I doubt it, but to my knowledge nobody understands the origin of the SMB corruptions.
This is a very different question than what block size to use for performance reasons.

If you would like to try a non-SMB plan or work with debugging SMB issue, please say.

Debugging can benefit from some tools on NAS side. Is NAS very limited, or quite full?

Very basic debugging could just record the file sizes from client and server constantly.
EDIT: Show log → Remote → (click on list) has lists, but old ones are difficult to find.
Creating a bug report has historical lengths too, if you’re willing to make/post a report.
You can also look in a copy of your own datbase if you prefer. Remoteoperation table.

Yours show signs of a filesystem or SMB truncation because size is very binary-even:

621805568 but should be 786287405

621805568 is 0x25100000 after converting in Windows calculator Programmer mode.
Binary sizes are very typical of filesystems, and I believe are common in SMB as well.

You can look at size before delete. You could also try decrypting to verify it’s corrupted.
Running ls -l on both client and server would be nice to see if they agree on the size.

Do these correlate with events such as system reboot, or connection gap in between?
SMB uses caching by default, though I think it can be configured to run safe-but-slow…

handyguy · December 17, 2020, 3:10pm

Doing some additional testing now, but if that doesn’t work I may try an NFS connection instead of CIFS.

The corruption correlates directly to file deletion on the server. For example, I can have a clean run for several days. Then, when we watch a show episode or a move we delete it form the server. The next backup will show the “hash error” message. That’s what led me to believe it was a block issue; terabytes of creates and adds don’t have an effect. As soon as I delete it throws the error.

ts678 · December 17, 2020, 4:12pm

What backup retention are you using? If you keep only 1 version, source deletes may trigger compact.
If you keep multiple versions and your source file got in older one, delete should have no instant effect.
You can certainly turn on the no-auto-compact option to see if it helps and see if compact button hurts.

There’s something missing from this:

backups for days, successfully
delete a file from media server
?
next backup fails on dblock size

So this doesn’t even need Duplicati to do anything at step 3? Source delete changes dblock size view?
If so, you definitely need to keep an eye on your files to see if file listings or content is changing around.

Here’s a remote log for a tiny backup. It did a file list at start, and at end. When does your file go bad?

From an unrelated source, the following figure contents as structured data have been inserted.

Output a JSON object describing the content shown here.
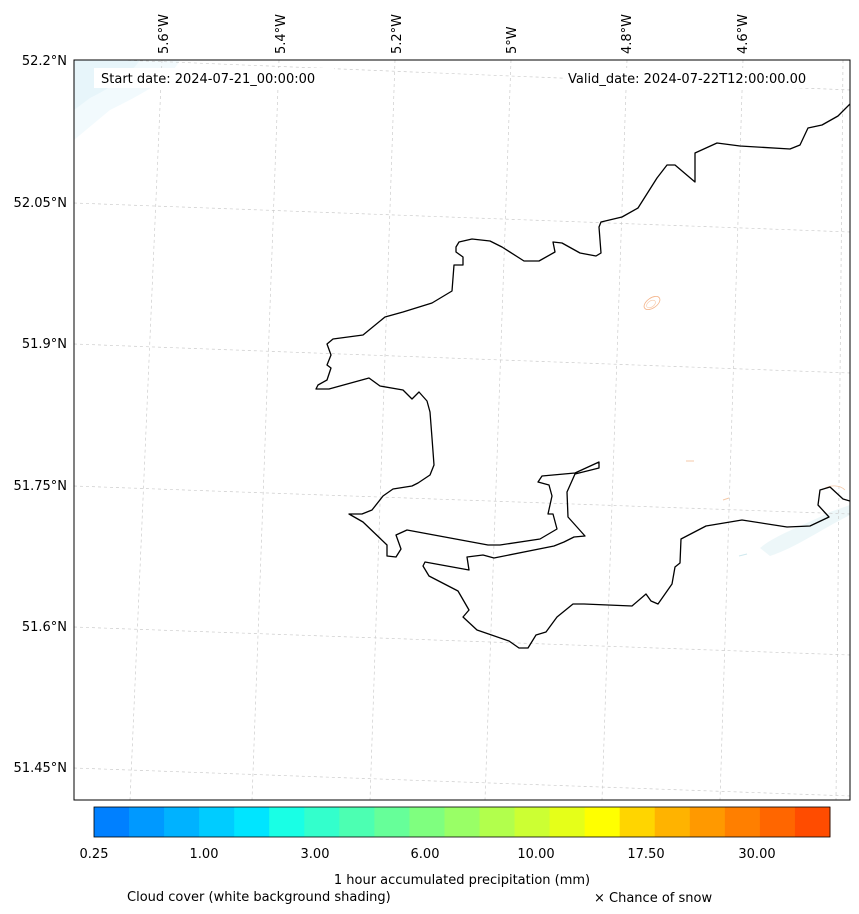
{
  "map": {
    "lat_labels": [
      "52.2°N",
      "52.05°N",
      "51.9°N",
      "51.75°N",
      "51.6°N",
      "51.45°N"
    ],
    "lon_labels": [
      "5.6°W",
      "5.4°W",
      "5.2°W",
      "5°W",
      "4.8°W",
      "4.6°W"
    ],
    "start_date": "Start date: 2024-07-21_00:00:00",
    "valid_date": "Valid_date: 2024-07-22T12:00:00.00"
  },
  "colorbar": {
    "title": "1 hour accumulated precipitation (mm)",
    "tick_labels": [
      "0.25",
      "1.00",
      "3.00",
      "6.00",
      "10.00",
      "17.50",
      "30.00"
    ],
    "colors": [
      "#0080ff",
      "#0099ff",
      "#00b2ff",
      "#00ccff",
      "#00e5ff",
      "#19ffe5",
      "#33ffcc",
      "#4cffb2",
      "#66ff99",
      "#7fff7f",
      "#99ff66",
      "#b2ff4c",
      "#ccff33",
      "#e5ff19",
      "#ffff00",
      "#ffd500",
      "#ffb300",
      "#ff9900",
      "#ff7f00",
      "#ff6600",
      "#ff4c00"
    ]
  },
  "legend": {
    "cloud_cover": "Cloud cover (white background shading)",
    "snow": "× Chance of snow"
  }
}
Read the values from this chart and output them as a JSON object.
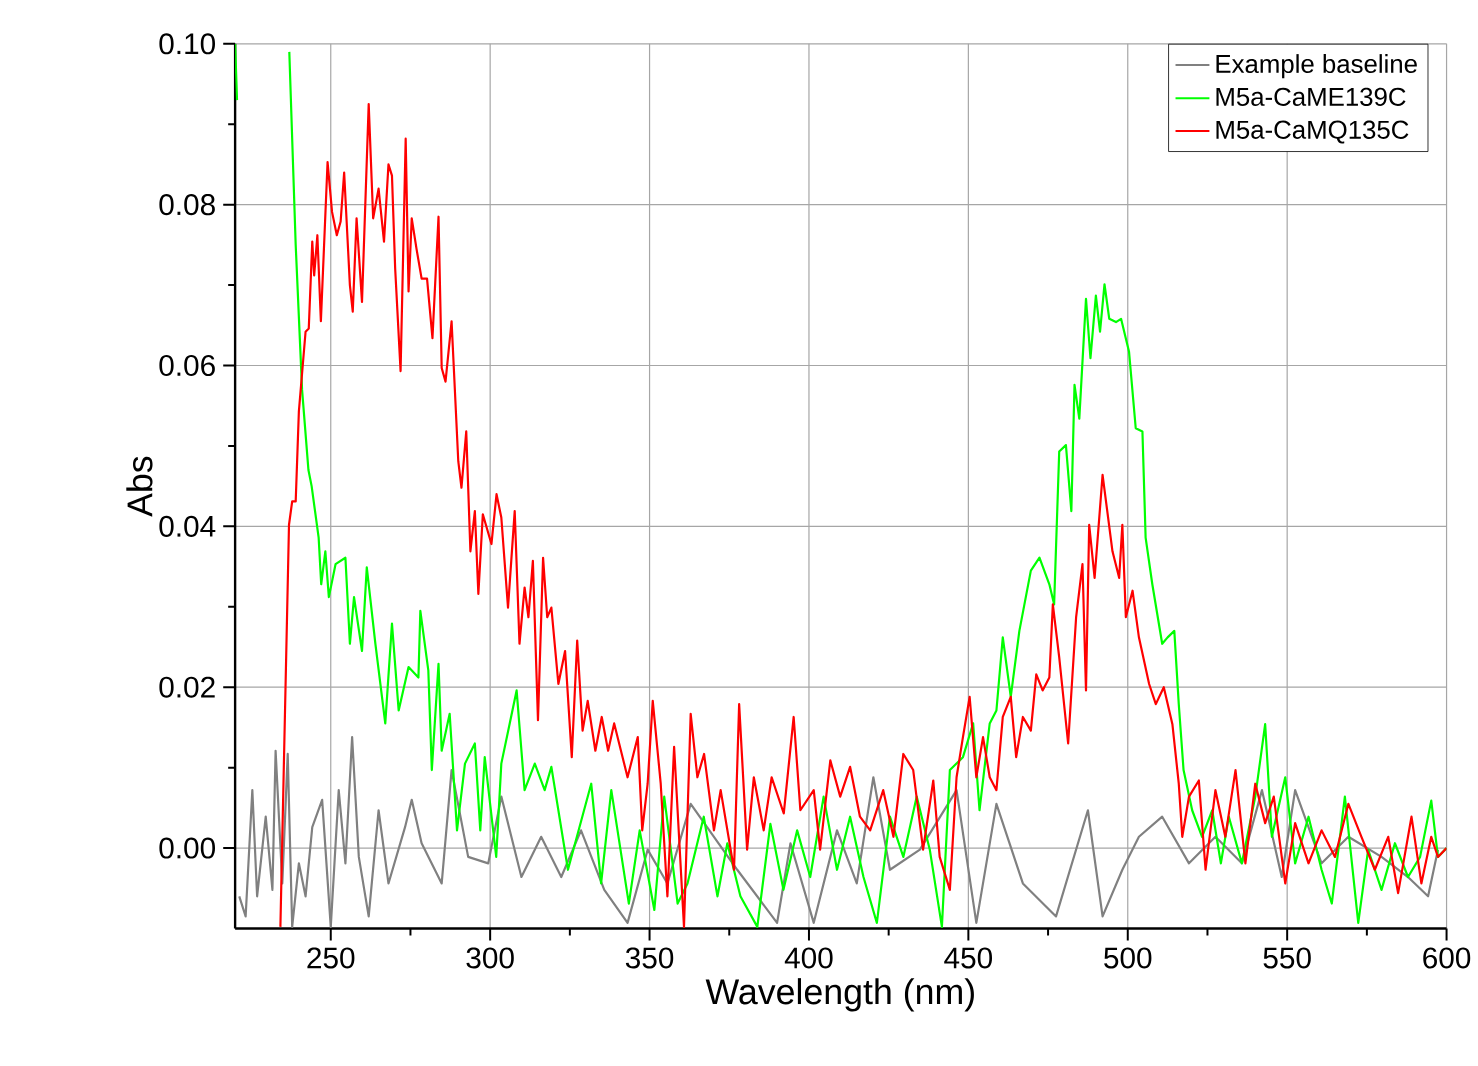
{
  "chart_data": {
    "type": "line",
    "xlabel": "Wavelength (nm)",
    "ylabel": "Abs",
    "xlim": [
      220,
      600
    ],
    "ylim": [
      -0.01,
      0.1
    ],
    "xticks": [
      250,
      300,
      350,
      400,
      450,
      500,
      550,
      600
    ],
    "yticks": [
      {
        "value": 0,
        "label": "0.00"
      },
      {
        "value": 0.02,
        "label": "0.02"
      },
      {
        "value": 0.04,
        "label": "0.04"
      },
      {
        "value": 0.06,
        "label": "0.06"
      },
      {
        "value": 0.08,
        "label": "0.08"
      },
      {
        "value": 0.1,
        "label": "0.10"
      }
    ],
    "grid": true,
    "legend": "top right",
    "marker": "none",
    "line_style": "solid",
    "series": [
      {
        "name": "Example baseline",
        "color": "#808080",
        "x": [
          221.3,
          223.3,
          225.4,
          226.9,
          229.6,
          231.7,
          232.7,
          234.8,
          236.5,
          237.9,
          240,
          242.1,
          244.2,
          247.3,
          250,
          252.5,
          254.6,
          256.7,
          258.8,
          261.9,
          265,
          268.1,
          273.3,
          275.4,
          278.5,
          284.8,
          287.9,
          293.1,
          299.4,
          303.5,
          309.8,
          316,
          322.3,
          328.5,
          335.8,
          343.1,
          349.4,
          355.6,
          362.9,
          377.5,
          390,
          394.2,
          401.5,
          408.8,
          415,
          420.2,
          425.4,
          434.8,
          446.3,
          452.5,
          458.8,
          467.1,
          477.5,
          487.5,
          492.1,
          498.3,
          503.5,
          510.8,
          519.2,
          527.5,
          535.8,
          542.1,
          548.3,
          552.5,
          560.8,
          569.2,
          579.6,
          587.9,
          594.2,
          597.3
        ],
        "values": [
          -0.006,
          -0.0085,
          0.0072,
          -0.006,
          0.0039,
          -0.0052,
          0.0121,
          -0.0044,
          0.0117,
          -0.0098,
          -0.0019,
          -0.006,
          0.0026,
          0.006,
          -0.0098,
          0.0072,
          -0.0019,
          0.0138,
          -0.0011,
          -0.0085,
          0.0047,
          -0.0044,
          0.0026,
          0.006,
          0.0006,
          -0.0044,
          0.0097,
          -0.0011,
          -0.0019,
          0.0064,
          -0.0036,
          0.0014,
          -0.0036,
          0.0022,
          -0.0052,
          -0.0093,
          -0.0002,
          -0.0044,
          0.0055,
          -0.0027,
          -0.0093,
          0.0006,
          -0.0093,
          0.0022,
          -0.0044,
          0.0088,
          -0.0027,
          -0.0002,
          0.0072,
          -0.0093,
          0.0055,
          -0.0044,
          -0.0085,
          0.0047,
          -0.0085,
          -0.0027,
          0.0014,
          0.0039,
          -0.0019,
          0.0014,
          -0.0019,
          0.0072,
          -0.0036,
          0.0072,
          -0.0019,
          0.0014,
          -0.0011,
          -0.0036,
          -0.006,
          -0.0002
        ]
      },
      {
        "name": "M5a-CaME139C",
        "color": "#00ff00",
        "x": [
          220,
          220.6,
          221,
          237,
          239,
          241,
          243,
          244,
          246.2,
          247,
          248.3,
          249.4,
          251.5,
          254.6,
          256,
          257.3,
          259.8,
          261.3,
          264,
          267.1,
          269.2,
          271.3,
          274.4,
          277.5,
          278.1,
          280.6,
          281.7,
          283.8,
          284.8,
          287.3,
          289.6,
          292.1,
          295.2,
          296.9,
          298.3,
          301.9,
          303.5,
          308.3,
          310.8,
          314,
          317.1,
          319.2,
          324.4,
          331.7,
          334.8,
          338,
          343.5,
          346.9,
          351.5,
          354.6,
          358.8,
          361.9,
          367,
          371.3,
          374.4,
          378.5,
          383.8,
          387.9,
          392,
          396.3,
          400.4,
          404.6,
          408.8,
          412.9,
          417.1,
          421.3,
          425.4,
          429.6,
          433.8,
          437.9,
          441.7,
          444.2,
          448.3,
          451.5,
          453.5,
          456.7,
          458.8,
          460.8,
          463.3,
          466,
          469.6,
          472.3,
          475.4,
          476.9,
          478.5,
          480.6,
          482.3,
          483.3,
          484.8,
          486.9,
          488.3,
          490,
          491.3,
          492.7,
          494.2,
          496.3,
          497.9,
          500.4,
          502.5,
          504.6,
          505.6,
          507.7,
          510.8,
          512.5,
          514.6,
          516,
          517.5,
          520.2,
          523.3,
          526.5,
          529.2,
          531.7,
          535.8,
          540,
          543.1,
          545.2,
          549.4,
          552.5,
          556.7,
          560.8,
          564,
          568.1,
          572.3,
          575.4,
          579.6,
          583.8,
          587.9,
          591.7,
          595.2,
          597.3,
          600
        ],
        "values": [
          0.1,
          0.093,
          null,
          0.099,
          0.075,
          0.057,
          0.047,
          0.045,
          0.0386,
          0.0328,
          0.0369,
          0.0312,
          0.0353,
          0.0361,
          0.0254,
          0.0312,
          0.0245,
          0.0349,
          0.0254,
          0.0155,
          0.0279,
          0.0171,
          0.0225,
          0.0212,
          0.0295,
          0.0221,
          0.0097,
          0.0229,
          0.0121,
          0.0167,
          0.0022,
          0.0105,
          0.013,
          0.0022,
          0.0113,
          -0.0011,
          0.0105,
          0.0196,
          0.0072,
          0.0105,
          0.0072,
          0.0101,
          -0.0027,
          0.008,
          -0.0044,
          0.0072,
          -0.0069,
          0.0022,
          -0.0077,
          0.0064,
          -0.0069,
          -0.0044,
          0.0039,
          -0.006,
          0.0006,
          -0.006,
          -0.0098,
          0.003,
          -0.0052,
          0.0022,
          -0.0036,
          0.0064,
          -0.0027,
          0.0039,
          -0.0036,
          -0.0093,
          0.0039,
          -0.0011,
          0.0064,
          -0.0002,
          -0.0098,
          0.0097,
          0.0113,
          0.0155,
          0.0047,
          0.0155,
          0.0171,
          0.0262,
          0.0188,
          0.027,
          0.0345,
          0.0361,
          0.0328,
          0.0303,
          0.0493,
          0.0501,
          0.0419,
          0.0576,
          0.0534,
          0.0683,
          0.0609,
          0.0687,
          0.0642,
          0.0701,
          0.0658,
          0.0654,
          0.0658,
          0.0617,
          0.0522,
          0.0518,
          0.0386,
          0.0328,
          0.0254,
          0.0262,
          0.027,
          0.0179,
          0.0097,
          0.0047,
          0.0014,
          0.0047,
          -0.0019,
          0.0039,
          -0.0019,
          0.0064,
          0.0154,
          0.0014,
          0.0088,
          -0.0019,
          0.0039,
          -0.0027,
          -0.0069,
          0.0064,
          -0.0093,
          -0.0002,
          -0.0052,
          0.0006,
          -0.0036,
          -0.0011,
          0.0059,
          -0.0011,
          0
        ]
      },
      {
        "name": "M5a-CaMQ135C",
        "color": "#ff0000",
        "x": [
          234.2,
          236.9,
          237.9,
          239,
          240,
          242.1,
          243.1,
          244.2,
          244.8,
          245.8,
          246.9,
          249,
          250.4,
          251.9,
          253.1,
          254.2,
          256,
          256.9,
          258.1,
          259.8,
          261.9,
          263.3,
          265,
          266.7,
          268.1,
          269.2,
          270.2,
          271.9,
          273.5,
          274.4,
          275.4,
          276.9,
          278.5,
          280.2,
          281.9,
          283.8,
          284.8,
          286,
          287.9,
          290,
          291,
          292.5,
          293.8,
          295.2,
          296.3,
          297.7,
          300.4,
          302,
          303.5,
          305.6,
          307.7,
          309.2,
          310.8,
          312,
          313.4,
          315,
          316.6,
          317.9,
          319.2,
          321.4,
          323.5,
          325.6,
          327.3,
          329,
          330.6,
          333,
          335,
          337,
          338.9,
          343.1,
          346.3,
          347.7,
          349.4,
          351,
          353.5,
          355.6,
          357.7,
          360.8,
          362.9,
          365,
          367.1,
          370.2,
          372.3,
          376.5,
          378.1,
          380.6,
          382.7,
          385.8,
          388.3,
          392.1,
          395.2,
          397.3,
          401.5,
          403.5,
          406.7,
          409.8,
          412.9,
          416,
          419.2,
          423.3,
          426.5,
          429.6,
          432.7,
          435.8,
          439,
          441,
          444.2,
          446.3,
          448.3,
          450.4,
          452.5,
          454.6,
          456.7,
          458.8,
          460.8,
          463.3,
          465,
          467.1,
          469.6,
          471.3,
          473.3,
          475.4,
          476.5,
          478.5,
          481.3,
          483.8,
          485.8,
          486.9,
          487.9,
          489.6,
          492.1,
          495.2,
          497.3,
          498.3,
          499.4,
          501.5,
          503.5,
          506.7,
          508.8,
          511.3,
          514,
          516,
          517.1,
          519.2,
          522.3,
          524.4,
          527.5,
          530.6,
          533.8,
          536.9,
          540,
          543.1,
          545.8,
          549.4,
          552.5,
          556.7,
          560.8,
          565,
          569.2,
          573.3,
          577.5,
          581.7,
          584.8,
          589,
          592.1,
          595.2,
          597.3,
          600
        ],
        "values": [
          -0.0098,
          0.0402,
          0.0431,
          0.0431,
          0.0543,
          0.0642,
          0.0646,
          0.0754,
          0.0712,
          0.0762,
          0.0655,
          0.0853,
          0.0791,
          0.0762,
          0.0779,
          0.084,
          0.07,
          0.0667,
          0.0783,
          0.0679,
          0.0925,
          0.0783,
          0.082,
          0.0754,
          0.085,
          0.0836,
          0.0721,
          0.0593,
          0.0882,
          0.0692,
          0.0783,
          0.0745,
          0.0708,
          0.0708,
          0.0634,
          0.0785,
          0.0597,
          0.058,
          0.0655,
          0.0481,
          0.0448,
          0.0518,
          0.0369,
          0.0419,
          0.0316,
          0.0415,
          0.0378,
          0.044,
          0.0411,
          0.0299,
          0.0419,
          0.0254,
          0.0324,
          0.0287,
          0.0357,
          0.0159,
          0.0361,
          0.0287,
          0.0299,
          0.0204,
          0.0245,
          0.0113,
          0.0258,
          0.0146,
          0.0183,
          0.0121,
          0.0163,
          0.0121,
          0.0155,
          0.0088,
          0.0138,
          0.0022,
          0.008,
          0.0183,
          0.008,
          -0.006,
          0.0126,
          -0.0098,
          0.0167,
          0.0088,
          0.0117,
          0.0022,
          0.0072,
          -0.0027,
          0.0179,
          -0.0002,
          0.0088,
          0.0022,
          0.0088,
          0.0043,
          0.0163,
          0.0047,
          0.0072,
          -0.0002,
          0.0109,
          0.0064,
          0.0101,
          0.0039,
          0.0022,
          0.0072,
          0.0014,
          0.0117,
          0.0097,
          -0.0002,
          0.0084,
          -0.0011,
          -0.0052,
          0.0088,
          0.0138,
          0.0188,
          0.0088,
          0.0138,
          0.0088,
          0.0072,
          0.0163,
          0.0188,
          0.0113,
          0.0163,
          0.0146,
          0.0216,
          0.0196,
          0.0212,
          0.0303,
          0.0237,
          0.013,
          0.0287,
          0.0353,
          0.0196,
          0.0402,
          0.0336,
          0.0464,
          0.0369,
          0.0336,
          0.0402,
          0.0287,
          0.032,
          0.0262,
          0.0204,
          0.0179,
          0.02,
          0.0154,
          0.008,
          0.0014,
          0.0064,
          0.0084,
          -0.0027,
          0.0072,
          0.0014,
          0.0097,
          -0.0019,
          0.008,
          0.0031,
          0.0064,
          -0.0044,
          0.0031,
          -0.0019,
          0.0022,
          -0.0011,
          0.0055,
          0.0014,
          -0.0027,
          0.0014,
          -0.0056,
          0.0039,
          -0.0044,
          0.0014,
          -0.0011,
          0
        ]
      }
    ]
  }
}
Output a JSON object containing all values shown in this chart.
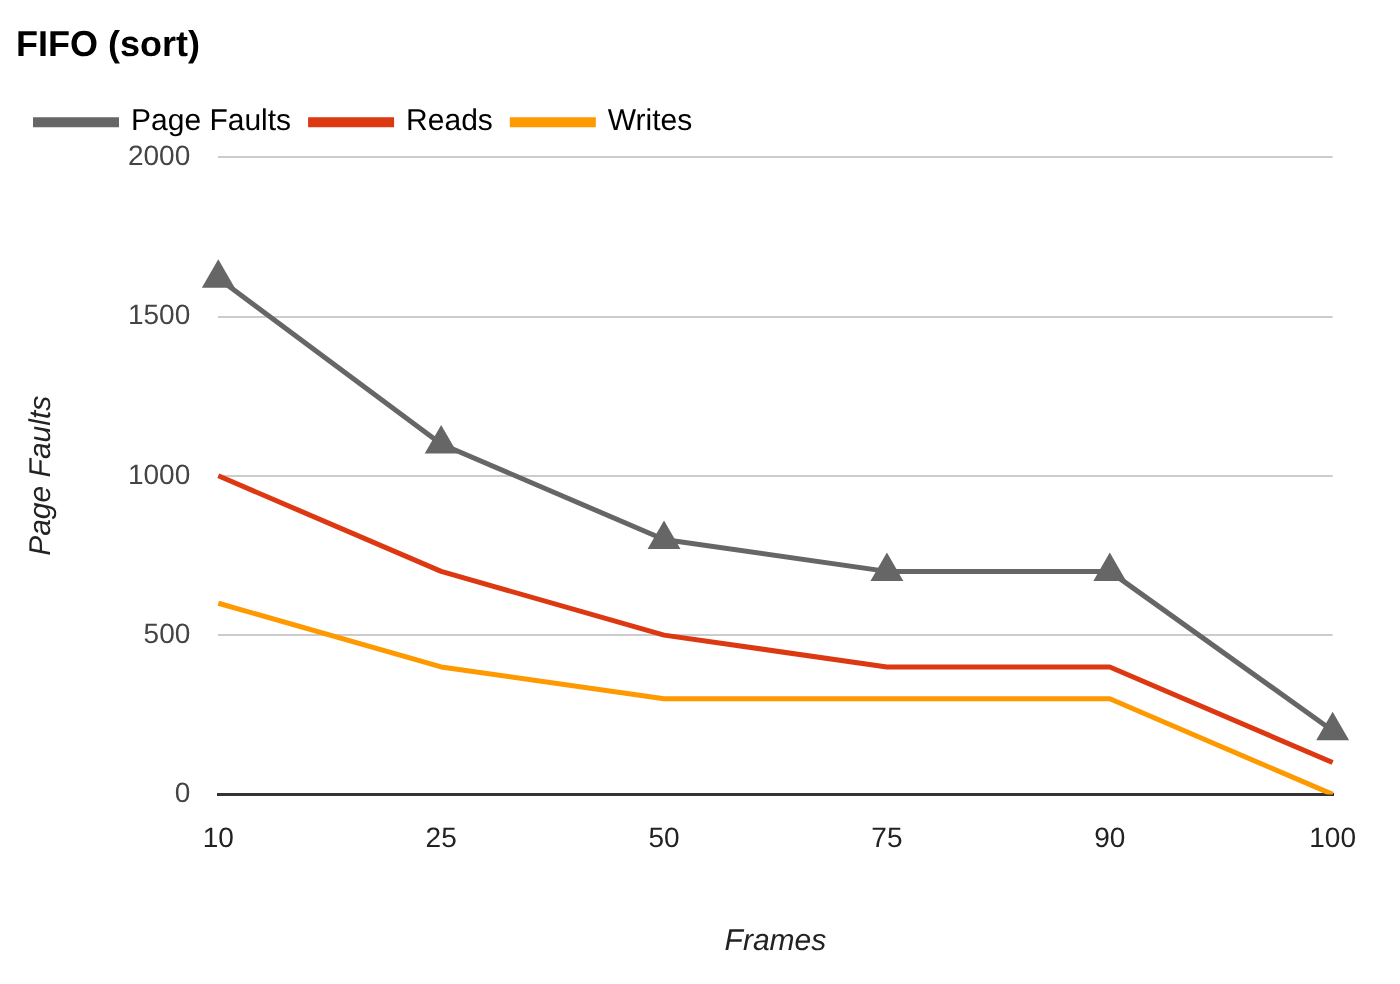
{
  "chart_data": {
    "type": "line",
    "title": "FIFO (sort)",
    "xlabel": "Frames",
    "ylabel": "Page Faults",
    "categories": [
      "10",
      "25",
      "50",
      "75",
      "90",
      "100"
    ],
    "series": [
      {
        "name": "Page Faults",
        "color": "#666666",
        "marker": "triangle",
        "values": [
          1620,
          1100,
          800,
          700,
          700,
          200
        ]
      },
      {
        "name": "Reads",
        "color": "#dc3912",
        "marker": "none",
        "values": [
          1000,
          700,
          500,
          400,
          400,
          100
        ]
      },
      {
        "name": "Writes",
        "color": "#ff9900",
        "marker": "none",
        "values": [
          600,
          400,
          300,
          300,
          300,
          0
        ]
      }
    ],
    "ylim": [
      0,
      2000
    ],
    "yticks": [
      0,
      500,
      1000,
      1500,
      2000
    ],
    "grid": "y",
    "legend": "top left"
  }
}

Dec 17, 2020 11:09 AM: get duplicati-b401a59f3c6b64ac6beee1f74ca91a31d.dblock.zip.aes
Dec 17, 2020 11:09 AM: get duplicati-ie813968cad3846998f9d7a066b3be661.dindex.zip.aes
Dec 17, 2020 11:09 AM: get duplicati-20201217T160929Z.dlist.zip.aes
Dec 17, 2020 11:09 AM: list
Dec 17, 2020 11:09 AM: put duplicati-20201217T160929Z.dlist.zip.aes
Dec 17, 2020 11:09 AM: put duplicati-ie813968cad3846998f9d7a066b3be661.dindex.zip.aes
Dec 17, 2020 11:09 AM: put duplicati-b401a59f3c6b64ac6beee1f74ca91a31d.dblock.zip.aes
Dec 17, 2020 11:09 AM: list

handyguy · December 17, 2020, 4:19pm

That’s the odd thing, I’m not doing anything else. However, the system is a Plex server, so I assume ‘deleting’ a file within Plex involves more than just removing the media from the FS, but it shoujldn’t be that much more.

I’ll keep doing more testing and will report back if I come up with anything solid.

Thanks.

ts678 · December 17, 2020, 5:38pm

I have no idea, but if you like, Duplicati compare (e.g. from Commandline) can show its change.
Backup, delete from Plex, backup, compare without even naming versions will show its change.

handyguy · December 23, 2020, 4:17pm

Famous last words. After many, many (many, many) years in tech, I should know better than to assume anything until it’s proven.

I changed the connection between the media server and the NAS from CIFS to NFS, and the backups seem to be working just fine again. I’ll keep testing a bit, but it looks like for very large files, using an NFS connection between systems seems to be more stable than CIFS/SMB.

Thanks everyone for all the commentary.